It’s finally Tuesday … Going home day! I confess I was really scared, I didn’t know what it was going to be like at home, if I’d be able to adapt and the kids and all that noise… and then there were those stairs and Josh needing to go back to work. Here I was stressing and I wasn’t even home yet! There was still so much to do before we could even leave, maybe … just maybe I should take it one thing at a time.
Josh headed back to the cottage to pack up, shower and get my meds from the pharmacy. The wonderful Emma, my RN in training, would help me shower and wash my hair … Finally. I was so excited to get the gunk out and my hair wet. It had been four days since surgery and I still hadn’t seen my incision, I was a little nervous at the reality of it all. I was so used to seeing the bandage on my head, it seems so not a big deal. Kate, my nurse navigator, showed up right at this time so she took off the bandage. Her first response was “Oh Wendi, it is looking really good! Go look in the mirror.” My heart kind of jumped, not knowing what good means when you are talking about an incision in your scalp and staples holding your skin together. So I went into the bathroom and started my inspection… to be honest it scared me! I was thinking this really happened … I have the war scar to prove it. By this time, Emma was ready to wash my hair so I had to move on, no over-thinking this was going to help anything!
I’ve got to tell you that the warm water over my scalp was heavenly, yes my incision spot was tender but I couldn’t really feel anything, the nerves where they cut in were totally dead by the time Dr. Park sewed me back up. As I write this almost 7 weeks later I still don’t have much feeling … a brush over my head feels weird, like I have the pins and needles and it doesn’t feel like I’m actually touching it. Will that come back? I’m not sure!! Emma was ever so careful when she brushed out my hair, revealing this crazy, almost Lord of the Rings scar you would see on an orc’s skull. She was so funny … almost impressed as she finished and said, “That is so bad-ass! I wouldn’t mess with you!”

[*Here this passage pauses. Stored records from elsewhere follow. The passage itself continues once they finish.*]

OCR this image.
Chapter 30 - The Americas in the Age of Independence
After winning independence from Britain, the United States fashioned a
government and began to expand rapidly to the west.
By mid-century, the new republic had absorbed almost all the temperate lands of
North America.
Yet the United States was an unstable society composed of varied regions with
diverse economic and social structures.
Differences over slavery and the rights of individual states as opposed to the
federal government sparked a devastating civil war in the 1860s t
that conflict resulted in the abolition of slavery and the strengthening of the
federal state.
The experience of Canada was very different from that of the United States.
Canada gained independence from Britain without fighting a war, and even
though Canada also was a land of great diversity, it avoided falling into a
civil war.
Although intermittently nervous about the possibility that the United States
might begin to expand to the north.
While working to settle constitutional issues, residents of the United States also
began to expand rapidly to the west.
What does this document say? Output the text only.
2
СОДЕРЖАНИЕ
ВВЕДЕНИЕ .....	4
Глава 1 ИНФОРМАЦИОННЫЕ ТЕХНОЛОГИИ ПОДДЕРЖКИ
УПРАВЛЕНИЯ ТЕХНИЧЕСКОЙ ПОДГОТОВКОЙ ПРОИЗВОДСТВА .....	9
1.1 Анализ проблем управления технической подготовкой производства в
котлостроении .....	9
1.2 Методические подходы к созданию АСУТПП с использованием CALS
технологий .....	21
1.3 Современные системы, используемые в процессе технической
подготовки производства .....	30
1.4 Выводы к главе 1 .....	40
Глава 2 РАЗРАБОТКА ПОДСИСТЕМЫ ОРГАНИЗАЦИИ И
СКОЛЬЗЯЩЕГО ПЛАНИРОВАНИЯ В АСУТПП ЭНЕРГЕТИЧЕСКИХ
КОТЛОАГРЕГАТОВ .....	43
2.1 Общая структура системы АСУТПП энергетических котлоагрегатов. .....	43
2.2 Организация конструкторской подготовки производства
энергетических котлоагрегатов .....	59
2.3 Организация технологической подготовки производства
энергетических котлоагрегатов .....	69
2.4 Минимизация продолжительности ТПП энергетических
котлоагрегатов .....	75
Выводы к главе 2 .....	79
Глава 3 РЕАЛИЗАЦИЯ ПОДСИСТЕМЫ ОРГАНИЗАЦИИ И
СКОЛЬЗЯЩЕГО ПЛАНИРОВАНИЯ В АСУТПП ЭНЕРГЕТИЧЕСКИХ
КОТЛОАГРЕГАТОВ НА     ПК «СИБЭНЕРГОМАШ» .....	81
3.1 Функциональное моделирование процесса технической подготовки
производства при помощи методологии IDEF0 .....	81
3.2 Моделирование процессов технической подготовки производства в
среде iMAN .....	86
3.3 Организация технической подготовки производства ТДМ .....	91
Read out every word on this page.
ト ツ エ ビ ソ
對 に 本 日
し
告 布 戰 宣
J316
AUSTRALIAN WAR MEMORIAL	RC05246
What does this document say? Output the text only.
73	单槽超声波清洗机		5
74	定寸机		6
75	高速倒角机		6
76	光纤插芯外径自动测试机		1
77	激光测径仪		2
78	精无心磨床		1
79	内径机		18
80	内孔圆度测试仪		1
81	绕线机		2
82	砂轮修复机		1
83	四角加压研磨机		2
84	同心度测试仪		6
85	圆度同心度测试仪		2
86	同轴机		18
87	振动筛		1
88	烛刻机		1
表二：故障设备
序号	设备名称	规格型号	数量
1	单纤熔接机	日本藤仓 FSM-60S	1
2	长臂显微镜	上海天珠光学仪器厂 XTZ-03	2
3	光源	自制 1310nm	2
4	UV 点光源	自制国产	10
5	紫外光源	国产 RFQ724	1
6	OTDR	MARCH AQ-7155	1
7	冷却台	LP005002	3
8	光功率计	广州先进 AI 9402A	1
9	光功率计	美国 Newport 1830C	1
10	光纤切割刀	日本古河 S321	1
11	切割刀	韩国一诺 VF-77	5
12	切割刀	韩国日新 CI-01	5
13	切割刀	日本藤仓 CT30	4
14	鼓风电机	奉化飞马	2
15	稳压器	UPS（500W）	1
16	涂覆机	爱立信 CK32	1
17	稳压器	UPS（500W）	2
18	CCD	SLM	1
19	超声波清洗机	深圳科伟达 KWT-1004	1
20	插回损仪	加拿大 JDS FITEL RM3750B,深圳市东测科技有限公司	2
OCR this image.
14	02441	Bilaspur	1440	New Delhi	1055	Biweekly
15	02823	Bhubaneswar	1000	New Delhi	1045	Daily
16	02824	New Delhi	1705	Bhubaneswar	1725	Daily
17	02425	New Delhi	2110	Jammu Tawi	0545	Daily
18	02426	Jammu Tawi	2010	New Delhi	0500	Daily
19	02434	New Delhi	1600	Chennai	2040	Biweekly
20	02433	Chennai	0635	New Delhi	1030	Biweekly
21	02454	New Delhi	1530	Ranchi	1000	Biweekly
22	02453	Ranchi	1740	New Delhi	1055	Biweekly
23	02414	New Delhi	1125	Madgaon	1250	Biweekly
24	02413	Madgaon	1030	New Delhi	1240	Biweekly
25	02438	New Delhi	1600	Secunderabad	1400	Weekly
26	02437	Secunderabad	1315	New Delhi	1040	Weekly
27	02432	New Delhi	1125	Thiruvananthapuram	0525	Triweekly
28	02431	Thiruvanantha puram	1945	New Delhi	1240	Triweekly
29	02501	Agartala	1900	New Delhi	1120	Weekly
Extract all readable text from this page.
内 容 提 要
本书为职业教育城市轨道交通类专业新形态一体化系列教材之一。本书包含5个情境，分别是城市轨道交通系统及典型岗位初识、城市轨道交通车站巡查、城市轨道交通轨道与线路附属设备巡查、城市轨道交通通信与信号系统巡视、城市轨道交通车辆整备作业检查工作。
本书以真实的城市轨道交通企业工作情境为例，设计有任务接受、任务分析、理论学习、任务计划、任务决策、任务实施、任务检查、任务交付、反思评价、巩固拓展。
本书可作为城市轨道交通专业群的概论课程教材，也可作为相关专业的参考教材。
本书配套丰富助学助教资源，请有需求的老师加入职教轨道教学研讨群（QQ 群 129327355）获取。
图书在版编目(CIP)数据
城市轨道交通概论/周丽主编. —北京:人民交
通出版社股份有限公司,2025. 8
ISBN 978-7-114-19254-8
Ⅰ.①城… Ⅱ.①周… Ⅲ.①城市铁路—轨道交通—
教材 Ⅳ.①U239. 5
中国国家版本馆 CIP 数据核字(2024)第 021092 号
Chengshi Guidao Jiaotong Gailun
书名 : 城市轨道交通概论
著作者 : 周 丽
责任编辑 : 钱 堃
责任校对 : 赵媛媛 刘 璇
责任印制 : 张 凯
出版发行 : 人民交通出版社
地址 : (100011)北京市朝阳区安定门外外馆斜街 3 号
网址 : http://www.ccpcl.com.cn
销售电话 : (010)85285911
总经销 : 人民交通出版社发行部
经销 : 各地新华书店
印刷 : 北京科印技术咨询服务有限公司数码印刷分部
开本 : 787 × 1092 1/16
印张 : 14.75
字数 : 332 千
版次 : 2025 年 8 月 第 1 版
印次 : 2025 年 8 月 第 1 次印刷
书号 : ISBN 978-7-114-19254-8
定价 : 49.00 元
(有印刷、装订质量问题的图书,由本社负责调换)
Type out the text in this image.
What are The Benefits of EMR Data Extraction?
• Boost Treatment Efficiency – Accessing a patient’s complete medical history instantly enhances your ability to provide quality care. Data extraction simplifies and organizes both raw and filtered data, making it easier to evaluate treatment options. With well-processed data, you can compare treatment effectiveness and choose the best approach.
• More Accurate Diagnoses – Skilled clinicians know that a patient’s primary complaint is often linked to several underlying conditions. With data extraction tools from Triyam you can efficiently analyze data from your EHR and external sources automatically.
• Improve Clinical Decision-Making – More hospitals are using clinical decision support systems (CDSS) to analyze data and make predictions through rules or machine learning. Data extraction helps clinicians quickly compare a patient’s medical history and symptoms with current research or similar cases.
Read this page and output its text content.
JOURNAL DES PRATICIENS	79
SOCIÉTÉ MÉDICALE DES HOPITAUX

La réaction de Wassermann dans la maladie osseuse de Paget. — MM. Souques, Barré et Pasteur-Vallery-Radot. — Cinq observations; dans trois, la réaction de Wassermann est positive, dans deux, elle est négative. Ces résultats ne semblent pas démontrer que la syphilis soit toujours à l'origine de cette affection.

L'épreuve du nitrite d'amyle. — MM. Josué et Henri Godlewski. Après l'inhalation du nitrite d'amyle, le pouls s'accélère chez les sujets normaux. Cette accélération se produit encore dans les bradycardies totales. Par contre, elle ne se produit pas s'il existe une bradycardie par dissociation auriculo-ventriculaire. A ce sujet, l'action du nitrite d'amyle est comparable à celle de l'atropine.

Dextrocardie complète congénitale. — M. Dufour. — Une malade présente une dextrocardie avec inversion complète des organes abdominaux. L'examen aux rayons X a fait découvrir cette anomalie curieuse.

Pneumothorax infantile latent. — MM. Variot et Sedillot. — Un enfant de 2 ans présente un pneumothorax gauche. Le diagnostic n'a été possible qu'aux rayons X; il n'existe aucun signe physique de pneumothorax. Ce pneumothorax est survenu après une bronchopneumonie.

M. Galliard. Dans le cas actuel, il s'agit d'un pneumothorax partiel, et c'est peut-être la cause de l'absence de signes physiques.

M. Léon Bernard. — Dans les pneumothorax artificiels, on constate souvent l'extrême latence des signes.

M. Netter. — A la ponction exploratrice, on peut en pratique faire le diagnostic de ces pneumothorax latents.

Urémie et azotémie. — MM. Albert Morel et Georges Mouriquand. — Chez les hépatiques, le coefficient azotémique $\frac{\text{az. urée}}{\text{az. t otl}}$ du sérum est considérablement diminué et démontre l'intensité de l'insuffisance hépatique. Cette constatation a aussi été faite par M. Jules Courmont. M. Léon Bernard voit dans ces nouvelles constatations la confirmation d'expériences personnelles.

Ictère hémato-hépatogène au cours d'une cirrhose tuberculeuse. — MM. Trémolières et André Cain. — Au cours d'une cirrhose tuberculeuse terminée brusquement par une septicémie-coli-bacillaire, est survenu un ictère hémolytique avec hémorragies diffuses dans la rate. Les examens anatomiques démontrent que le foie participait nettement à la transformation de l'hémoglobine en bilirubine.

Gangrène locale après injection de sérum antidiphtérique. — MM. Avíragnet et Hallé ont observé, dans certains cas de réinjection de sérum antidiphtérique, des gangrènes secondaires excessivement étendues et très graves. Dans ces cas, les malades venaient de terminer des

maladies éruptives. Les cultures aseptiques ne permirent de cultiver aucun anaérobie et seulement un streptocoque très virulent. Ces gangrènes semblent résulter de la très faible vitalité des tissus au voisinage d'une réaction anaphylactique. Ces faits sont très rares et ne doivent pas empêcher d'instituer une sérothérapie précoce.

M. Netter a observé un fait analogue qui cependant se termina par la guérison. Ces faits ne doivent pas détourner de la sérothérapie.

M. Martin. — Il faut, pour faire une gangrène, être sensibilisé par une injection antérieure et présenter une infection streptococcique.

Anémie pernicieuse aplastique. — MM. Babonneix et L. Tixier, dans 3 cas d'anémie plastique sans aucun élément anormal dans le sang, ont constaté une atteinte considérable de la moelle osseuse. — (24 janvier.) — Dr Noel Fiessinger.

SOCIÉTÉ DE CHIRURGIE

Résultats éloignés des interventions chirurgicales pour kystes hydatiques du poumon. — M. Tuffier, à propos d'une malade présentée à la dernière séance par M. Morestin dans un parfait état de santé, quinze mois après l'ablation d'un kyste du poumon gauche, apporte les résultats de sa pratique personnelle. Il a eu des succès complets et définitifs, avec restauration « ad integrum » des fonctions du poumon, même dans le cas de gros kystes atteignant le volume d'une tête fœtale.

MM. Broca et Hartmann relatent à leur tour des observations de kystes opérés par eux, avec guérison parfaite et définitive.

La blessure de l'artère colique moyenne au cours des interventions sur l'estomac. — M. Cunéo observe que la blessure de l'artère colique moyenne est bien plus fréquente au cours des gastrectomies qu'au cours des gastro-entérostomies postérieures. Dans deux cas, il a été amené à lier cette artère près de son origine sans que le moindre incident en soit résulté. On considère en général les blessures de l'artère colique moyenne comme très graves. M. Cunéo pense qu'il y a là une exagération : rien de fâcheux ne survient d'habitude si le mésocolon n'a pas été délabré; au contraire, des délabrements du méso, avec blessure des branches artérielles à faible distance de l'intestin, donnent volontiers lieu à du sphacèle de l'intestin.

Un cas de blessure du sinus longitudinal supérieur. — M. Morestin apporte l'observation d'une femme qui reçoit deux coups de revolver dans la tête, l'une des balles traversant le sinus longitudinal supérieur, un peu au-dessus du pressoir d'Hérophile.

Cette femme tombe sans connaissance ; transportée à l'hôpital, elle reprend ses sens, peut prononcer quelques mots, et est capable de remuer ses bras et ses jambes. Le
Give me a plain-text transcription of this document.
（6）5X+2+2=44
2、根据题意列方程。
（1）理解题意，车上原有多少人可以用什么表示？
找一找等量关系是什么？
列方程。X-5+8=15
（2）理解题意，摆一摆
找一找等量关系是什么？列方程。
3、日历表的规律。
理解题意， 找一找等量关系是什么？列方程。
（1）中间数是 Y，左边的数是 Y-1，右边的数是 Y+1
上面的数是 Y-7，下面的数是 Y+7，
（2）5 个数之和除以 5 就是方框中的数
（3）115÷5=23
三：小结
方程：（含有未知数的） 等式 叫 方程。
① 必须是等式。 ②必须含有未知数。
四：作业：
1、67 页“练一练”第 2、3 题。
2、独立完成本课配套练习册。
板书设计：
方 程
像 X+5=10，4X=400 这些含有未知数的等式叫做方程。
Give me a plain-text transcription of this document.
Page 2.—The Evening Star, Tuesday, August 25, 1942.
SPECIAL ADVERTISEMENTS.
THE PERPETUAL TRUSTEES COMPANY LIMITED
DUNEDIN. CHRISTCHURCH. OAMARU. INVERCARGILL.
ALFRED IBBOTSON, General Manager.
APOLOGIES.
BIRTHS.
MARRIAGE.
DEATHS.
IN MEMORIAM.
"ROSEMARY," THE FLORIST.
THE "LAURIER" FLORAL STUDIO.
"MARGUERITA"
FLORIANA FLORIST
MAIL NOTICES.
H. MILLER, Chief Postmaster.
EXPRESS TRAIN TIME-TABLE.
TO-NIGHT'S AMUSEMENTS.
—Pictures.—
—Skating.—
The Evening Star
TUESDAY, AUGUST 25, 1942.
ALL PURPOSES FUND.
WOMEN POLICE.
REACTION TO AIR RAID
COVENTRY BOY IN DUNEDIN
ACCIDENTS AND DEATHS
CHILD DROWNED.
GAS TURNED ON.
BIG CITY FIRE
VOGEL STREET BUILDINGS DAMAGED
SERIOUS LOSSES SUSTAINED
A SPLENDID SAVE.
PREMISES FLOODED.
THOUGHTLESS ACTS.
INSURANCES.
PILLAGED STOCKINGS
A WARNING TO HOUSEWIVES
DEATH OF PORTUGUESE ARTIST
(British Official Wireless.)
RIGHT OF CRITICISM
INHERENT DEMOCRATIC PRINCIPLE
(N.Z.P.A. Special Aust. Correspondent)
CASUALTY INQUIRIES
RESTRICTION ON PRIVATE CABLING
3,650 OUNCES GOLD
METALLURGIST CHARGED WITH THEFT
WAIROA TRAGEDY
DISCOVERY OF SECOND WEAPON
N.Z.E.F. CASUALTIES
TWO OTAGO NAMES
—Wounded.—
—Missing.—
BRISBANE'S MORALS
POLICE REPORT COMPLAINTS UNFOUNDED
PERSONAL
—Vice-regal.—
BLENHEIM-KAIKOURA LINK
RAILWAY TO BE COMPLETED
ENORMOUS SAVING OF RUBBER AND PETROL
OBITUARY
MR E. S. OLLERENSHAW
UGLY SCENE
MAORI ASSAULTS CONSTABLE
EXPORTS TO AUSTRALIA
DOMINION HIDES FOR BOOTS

If you look carefully, I have 13 staples … I didn’t realize this until I was home when my mom was washing my hair and I asked her how many there were, just out of curiosity. If you didn’t catch it before … 13 is my birthday and favorite number and was my Daddy’s sports number and mine too. My surgery was on day 13 of this blog and now 13 staples … God loves math and numbers, did you know that? For me He has turned the unlucky, rejected number 13 into such an amazing reminder. God is in control of it all, even down to how many staples would be put in my scalp. I’m blown away seeing how He is in all the details, while holding the universe in His hands. Coincidence some may say … I think not! It is unthinkable to not recognize His handiwork and divine plan. I know there are some of you reading who don’t believe in this amazing God, I so wish you would reconsider.